Mi dà un saluto frettoloso, “oggi non sarebbe proprio giornata, con tutto quello che c’è da fare. E poi, non ho mica tanto da raccontare”. Scompare dentro un magazzino, per riemergere poco dopo con l’aria trionfante e sei/sette sopresse tenute per gli spaghi. Dopo aver fatto i conti con l’ospite, torna da me con l’espressione ancora più scettica. Lo convinco almeno a provare l’intervista, per poi eventualmente tornarci sopra successivamente. Mi porta al piano di sopra, nella sala degustazione. Prima di far le scale si carica di legna, e rifiuta qualsiasi aiuto. La legna sarà provvidenziale, la stanza è gelida e dopo pochi minuti comincio a credere che le mie orecchie stiano per staccarsi. Ma dura poco, il camino mi ridà calore. Cosa chiedere, a un signore di novant’anni? Da dove cominciare? Ricordi dell’infanzia, mi viene in mente. E lui subito mi gela, “sempre la stessa domanda!”

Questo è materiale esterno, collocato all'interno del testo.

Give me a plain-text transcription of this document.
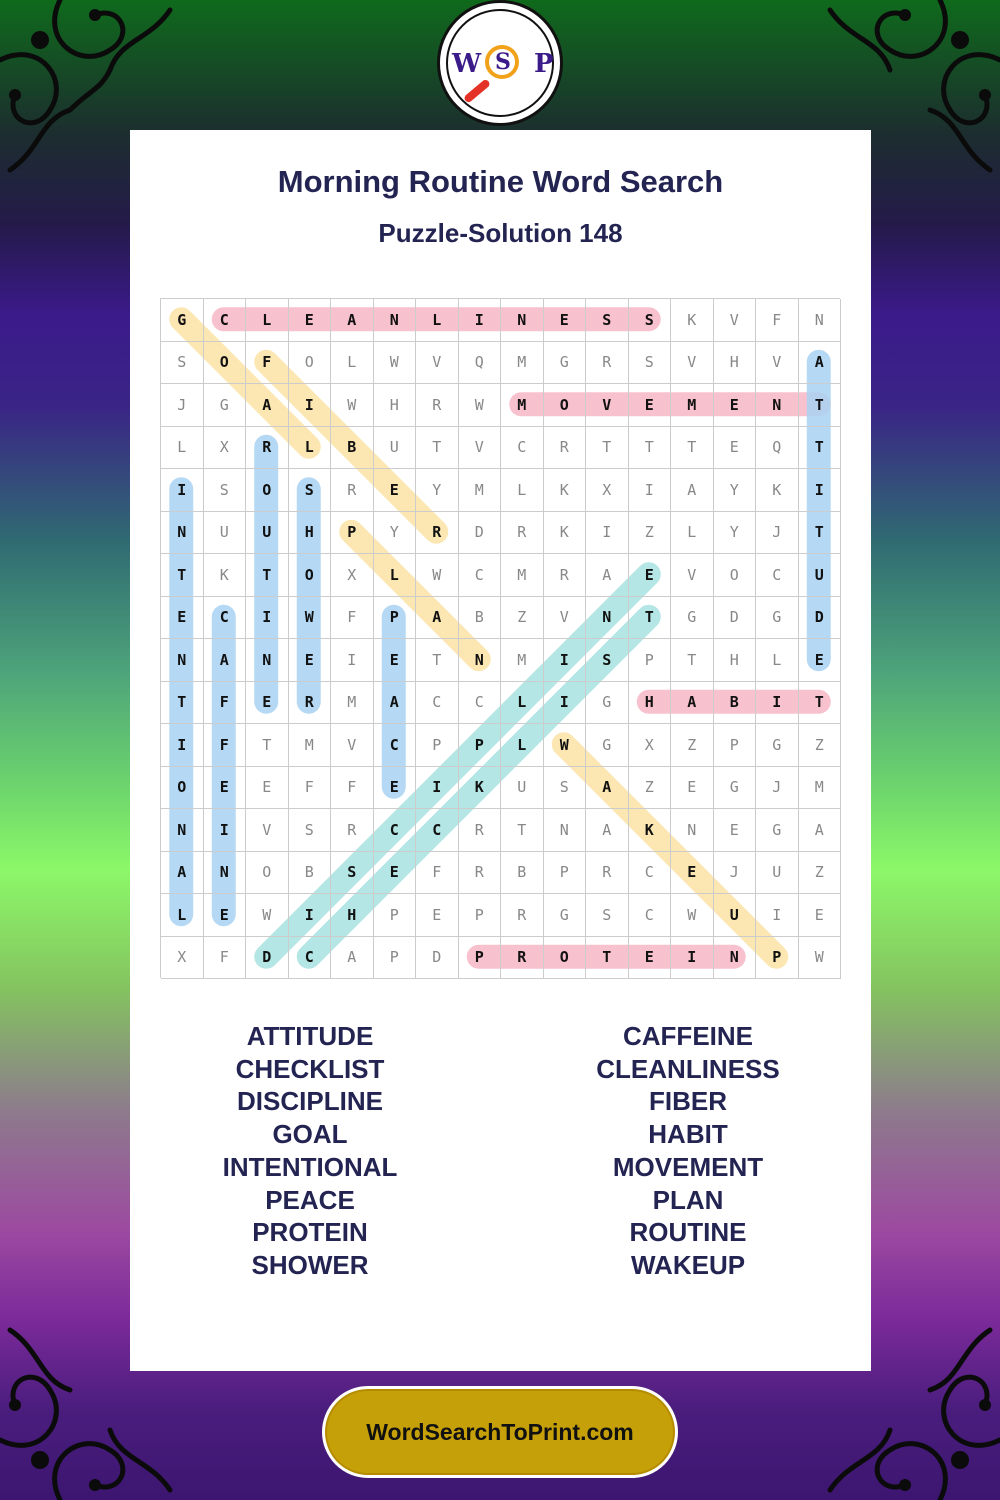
W S P
Morning Routine Word Search
Puzzle-Solution 148
G	C	L	E	A	N	L	I	N	E	S	S	K	V	F	N
S	O	F	O	L	W	V	Q	M	G	R	S	V	H	V	A
J	G	A	I	W	H	R	W	M	O	V	E	M	E	N	T
L	X	R	L	B	U	T	V	C	R	T	T	T	E	Q	T
I	S	O	S	R	E	Y	M	L	K	X	I	A	Y	K	I
N	U	U	H	P	Y	R	D	R	K	I	Z	L	Y	J	T
T	K	T	O	X	L	W	C	M	R	A	E	V	O	C	U
E	C	I	W	F	P	A	B	Z	V	N	T	G	D	G	D
N	A	N	E	I	E	T	N	M	I	S	P	T	H	L	E
T	F	E	R	M	A	C	C	L	I	G	H	A	B	I	T
I	F	T	M	V	C	P	P	L	W	G	X	Z	P	G	Z
O	E	E	F	F	E	I	K	U	S	A	Z	E	G	J	M
N	I	V	S	R	C	C	R	T	N	A	K	N	E	G	A
A	N	O	B	S	E	F	R	B	P	R	C	E	J	U	Z
L	E	W	I	H	P	E	P	R	G	S	C	W	U	I	E
X	F	D	C	A	P	D	P	R	O	T	E	I	N	P	W
ATTITUDE
CHECKLIST
DISCIPLINE
GOAL
INTENTIONAL
PEACE
PROTEIN
SHOWER
CAFFEINE
CLEANLINESS
FIBER
HABIT
MOVEMENT
PLAN
ROUTINE
WAKEUP
WordSearchToPrint.com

Ma comincia a raccontare, e va avanti senza interruzioni (una volta che gli chiedo qualcosa io, mi riprende subito: “non sia precipitoso, andiamo con ordine”).
A guardare le vite degli altri, soprattutto se ben vissute, tutto assume un senso compiuto, ogni scelta pare inevitabile. E invece a sentire il racconto di Gregoletto si capisce come la vita spesso sceglie per noi (l’improvvisa scomparsa del padre), o che alcune decisioni importanti sono prese quasi per caso (emigrare o meno in Germania, per un frase detta da un cugino).
Non so quanto siamo rimasti a parlare, in quella grande stanza fredda. Due o tre ore, credo. A farci tornare alla realtà è stata la figlia Antonella, che entra e prima ancora di presentarsi stappa una bottiglia e affetta una morbidissima sopressa. Ora che è tutto finito, Gregoletto mi pare subito più rilassato. Ancora due minuti di chiacchiere, e poi scappa via a pranzare, “ché dopo c’è ancora tanto lavoro da fare”.